Publishers say their moves are driven by fear of artificial intelligence companies harvesting journalistic content to train large language models without permission or compensation. A New York Times spokesperson told reporters the paper’s material on the Internet Archive is being used by AI firms “in violation of copyright law to directly compete with us.”
The Internet Archive has also endured heavy automated scraping from commercial actors. Mark Graham, director of the Wayback Machine, told Wired that some companies intermittently generated tens of thousands of requests per second, sometimes overloading Archive.org’s servers. Because the archive’s mission emphasizes open access, it has been reluctant to block crawlers wholesale—but that openness has prompted publishers to impose access restrictions themselves.
Critics warn the consequences are grave. The Electronic Frontier Foundation compared blocking the Internet Archive to forbidding libraries from keeping newspaper copies. More than 100 journalists have signed an open letter urging support for the archive, noting that in an era of link rot, consolidation and newsroom cutbacks reporters often rely on the Wayback Machine to recover pages that would otherwise vanish. Without routine web preservation, large swaths of recent journalistic history could disappear.

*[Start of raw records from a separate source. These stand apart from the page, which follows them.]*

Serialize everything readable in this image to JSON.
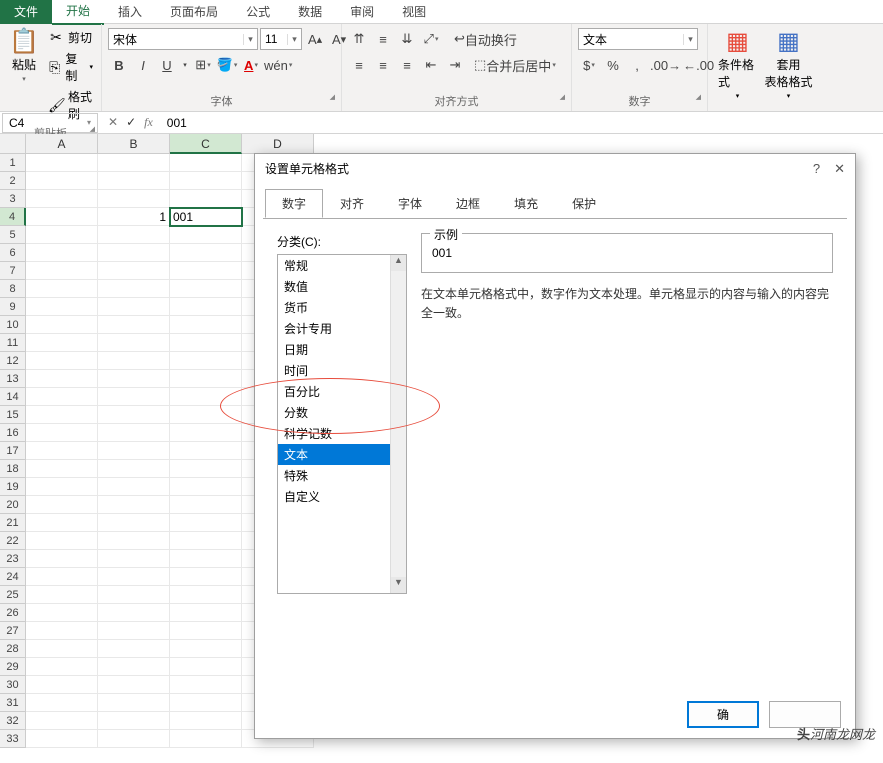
{
  "tabs": {
    "file": "文件",
    "home": "开始",
    "insert": "插入",
    "layout": "页面布局",
    "formula": "公式",
    "data": "数据",
    "review": "审阅",
    "view": "视图"
  },
  "ribbon": {
    "clipboard": {
      "label": "剪贴板",
      "paste": "粘贴",
      "cut": "剪切",
      "copy": "复制",
      "painter": "格式刷"
    },
    "font": {
      "label": "字体",
      "name": "宋体",
      "size": "11",
      "bold": "B",
      "italic": "I",
      "underline": "U"
    },
    "align": {
      "label": "对齐方式",
      "wrap": "自动换行",
      "merge": "合并后居中"
    },
    "number": {
      "label": "数字",
      "format": "文本"
    },
    "styles": {
      "cond": "条件格式",
      "table": "套用\n表格格式"
    }
  },
  "fbar": {
    "cell": "C4",
    "fx": "fx",
    "value": "001"
  },
  "grid": {
    "cols": [
      "A",
      "B",
      "C",
      "D"
    ],
    "b4": "1",
    "c4": "001",
    "rowcount": 33
  },
  "dialog": {
    "title": "设置单元格格式",
    "help": "?",
    "close": "✕",
    "tabs": {
      "number": "数字",
      "align": "对齐",
      "font": "字体",
      "border": "边框",
      "fill": "填充",
      "protect": "保护"
    },
    "catlabel": "分类(C):",
    "cats": [
      "常规",
      "数值",
      "货币",
      "会计专用",
      "日期",
      "时间",
      "百分比",
      "分数",
      "科学记数",
      "文本",
      "特殊",
      "自定义"
    ],
    "selected": "文本",
    "sample_label": "示例",
    "sample": "001",
    "desc": "在文本单元格格式中，数字作为文本处理。单元格显示的内容与输入的内容完全一致。",
    "ok": "确",
    "cancel": ""
  },
  "watermark": "头河南龙网龙"
}
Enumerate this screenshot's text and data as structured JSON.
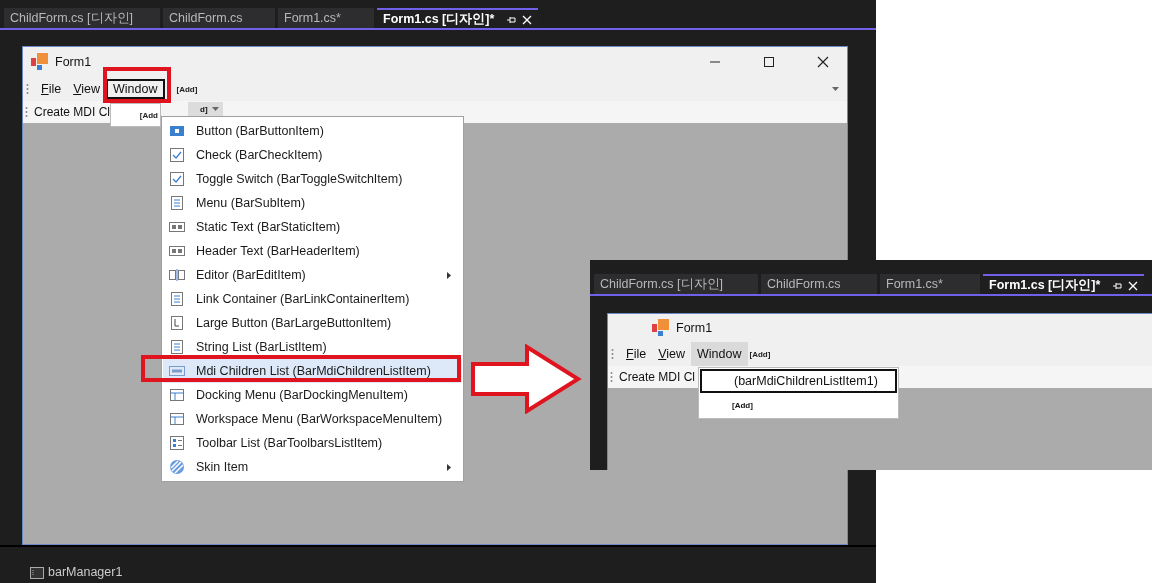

The Internet Archive says it is negotiating with publishers to restore access, but the outcome is uncertain. Observers such as Martin Fehrensen argue that web archiving functions as a de facto chain of custody for the open web; losing it would weaken Wikipedia’s sourcing, platform-accountability research and the availability of digital evidence used in court. Fehrensen recommends a publisher dialogue to create a clear technical separation between archiving and AI training, a special legal status for web archives, and treating web preservation as public infrastructure rather than relying on a single NGO.
The archive has faced other recent crises—a September 2024 cyberattack that exposed data from 31 million user accounts and the court loss in Hachette v. Internet Archive, which forced removal of more than 500,000 e-books from its lending program and left the organization facing significant damage claims. Those setbacks harmed the nonprofit, but the current wave of publisher-imposed blocks poses a different threat: coordinated corporate choices that undermine the Wayback Machine’s core mission of comprehensive web preservation.
How to reconcile publishers’ efforts to protect their work from AI training with the public interest in preserving the historical web remains unresolved. For now, the trend toward locking down portions of the public web raises stark questions about society’s ability to document and understand what happens online.
This article was originally published in German.